Paid media helps companies share their message and reach more people. It works alongside
press release distribution
and other marketing methods.
In this blog, we’ll explore:
- Paid media vs earned media
- The importance of paid media
- Examples of paid media
- How to measure the success of a paid media campaign

Paid media vs earned media
Paid media and earned media are two distinct forms of media that help businesses achieve their marketing goals.
So, what is paid media?
As the name suggests, paid media is advertising and promotion a business pays for.
This includes:
- TV commercials
- Billboards
- Social media advertisements
- Display ads
- Search engine ads
- Print ads
Earned media is publicity a brand gets through public relations efforts. This includes things like
press releases
, media coverage, and word-of-mouth marketing.
Both paid media and earned media are effective in their own right. Here are some pros and cons of each:
Pros of paid media
- Companies can quickly reach a bigger audience based on specific targeting options like demographics, interests, and behaviors.
- Paid media campaigns can be adjusted in real-time to improve results.
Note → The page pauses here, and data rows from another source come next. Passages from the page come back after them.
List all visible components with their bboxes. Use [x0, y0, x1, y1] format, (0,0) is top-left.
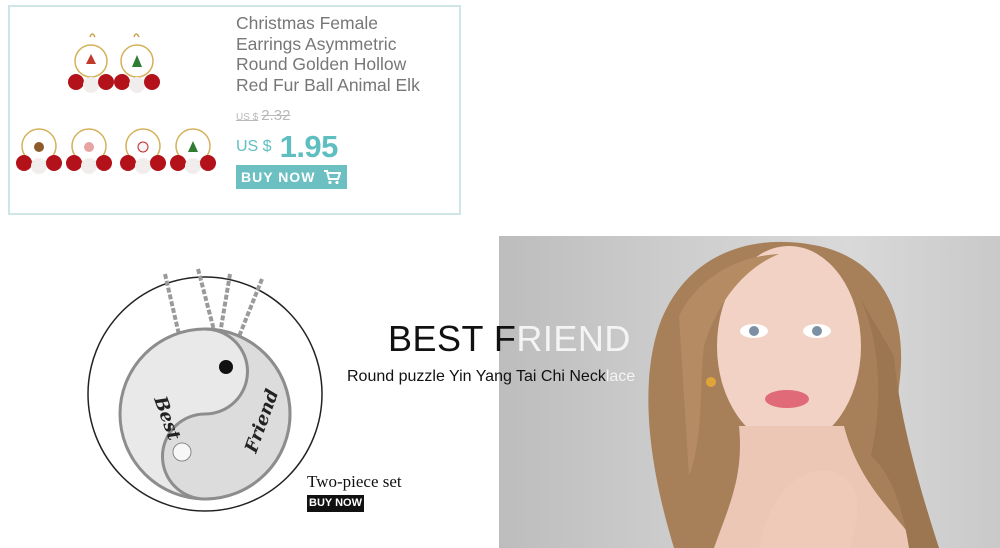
model-photo	[499, 236, 1000, 548]
original-price-amount: 2.32	[261, 107, 291, 124]
product-title[interactable]: Christmas Female Earrings Asymmetric Rou…	[236, 13, 458, 95]
earrings-product-image[interactable]	[12, 9, 227, 209]
buy-now-label: BUY NOW	[241, 169, 316, 185]
banner-subtitle-tail: lace	[605, 368, 636, 385]
banner-title: BEST FRIEND	[388, 318, 631, 360]
banner-subtitle-head: Round puzzle Yin Yang Tai Chi Neck	[347, 368, 606, 385]
banner-title-tail: RIEND	[516, 318, 631, 359]
shopping-cart-icon	[324, 170, 341, 185]
sale-price: US $ 1.95	[236, 129, 338, 165]
buy-now-button[interactable]: BUY NOW	[236, 165, 347, 189]
product-title-line: Earrings Asymmetric	[236, 33, 397, 54]
banner-subtitle: Round puzzle Yin Yang Tai Chi Necklace	[347, 368, 635, 386]
banner-buy-now-button[interactable]: BUY NOW	[307, 495, 364, 512]
model-portrait-image	[648, 241, 939, 548]
earring-row-bottom	[16, 128, 216, 174]
sale-price-amount: 1.95	[279, 129, 339, 164]
product-title-line: Round Golden Hollow	[236, 54, 407, 74]
original-price-currency: US $	[236, 112, 259, 123]
product-card[interactable]: Christmas Female Earrings Asymmetric Rou…	[8, 5, 461, 215]
set-label: Two-piece set	[307, 472, 402, 491]
product-title-line: Christmas Female	[236, 13, 378, 33]
sale-price-currency: US $	[236, 138, 272, 155]
necklace-banner[interactable]: Best Friend BEST FRIEND Round puzzle Yin…	[0, 236, 1000, 548]
earring-pair-top	[68, 33, 160, 93]
product-title-line: Red Fur Ball Animal Elk	[236, 74, 420, 95]
yin-yang-necklace-image: Best Friend	[87, 268, 323, 512]
original-price: US $2.32	[236, 107, 290, 125]
banner-title-head: BEST F	[388, 318, 517, 359]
These changes could be updates to budgets and ad duration, for example.
- Companies can control their messaging, timing, and placement of their ads which promotes effectiveness and boosts sales.
Cons of paid media
- A drawback of paid media is the expense, especially when it comes to competing for keywords. Limited budgets can hinder a company's ability to reap the benefits of paid media.
- Compared to organic and earned media, paid media can be perceived as less trustworthy. That's because consumers know that the company paid for the placement.
- While paid ads are beneficial, it's important to point out that you're at the mercy of the platform you're posting to. When algorithms and platform policies change, they can negatively impact your ads.
Pros of earned media
- Earned media tends to be more cost-effective as brands don’t have to pay for the coverage.
- Consumers see earned media features in a positive light as they know the brand didn’t pay for the placement.
- Earned media is an excellent way for companies to build credibility in their industry and trust with their target audience.
Cons of earned media
- Compared to paid media, companies lack control over the message. With earned media, the narrative is created by the journalist. In most cases, this isn't a bad thing. But, there are times when messaging is misconstrued and differs from the company's intended message.
- Securing earned media coverage takes effort and resources to craft compelling media pitches that pique journalist attention. We created our Media Suite that bundles the most important media outreach steps into one, easy-to-use platform.
- Measuring the return on investment (ROI) for earned media mentions can be difficult as they’re not as straightforward as paid media metrics. This makes it a challenge to properly assess the effectiveness of a feature.
True success lies in a company’s ability to use various media types to build brand awareness, reach their target audience, and improve sales.
Why is paid media important?
Paid media is a pivotal piece of the lead generation and sales puzzle.
It helps companies stand out and effectively reach their audience with precision.
Here’s how to think about it:
Paid media is a magnet for attention. Organic media and earned media keep it.
The strategic targeting options help brands reach the right people with the right message which drives lead generation and ultimately boosts sales.
Examples of paid media
Examples of paid media include:
Display advertising – This is the placement of ads on apps, websites and other digital platforms. They come in the form of banners, videos, and pop-ups.
Search engine advertising – Known also as pay-per-click (PPC) advertising, this form of advertising involves placing ads on search engines like Bing and Google. The ads appear based on user searches for specific keywords and phrases related to your products and services.
Social media advertising – These are ads you see on social networks like Instagram, Facebook, and X, for example.
Native advertising – This form of paid media involves creating a piece of content that looks native to the website it’s being published on. These sponsored content pieces feel less intrusive than a traditional ad.
Each form of paid media offers brands a unique opportunity to reach their business goals.
Measuring the success of a paid media campaign
Just like with every marketing initiative, you want to make sure you’re getting the best ROI.
Here are some metrics to consider when determining the success of your paid media campaigns:
Impressions – This is the total number of times your ad is displayed to potential customers. The higher the impressions, the more people have seen your ad.
Click-through-rate (CTR) - Next, you want to focus on the number of people who saw and then clicked on your ad. A high CTR is a sign that your ad’s relevant and capturing people's attention enough to click.
Conversion rate – Once you’ve attracted attention and gotten people to click, you want to now pay attention to the number of conversions. This is essential because it shows you the percentage of people who followed through on the desired action of your ad.
Cost-per-acquisition (CPA) - This metric tells you the price you paid to acquire a new customer or conversion. Ideally, you want the CPA to be lower than the average order value.
Regular review of these metrics helps brands understand what’s working and how to adjust their strategies to improve cost-effectiveness and drive real results.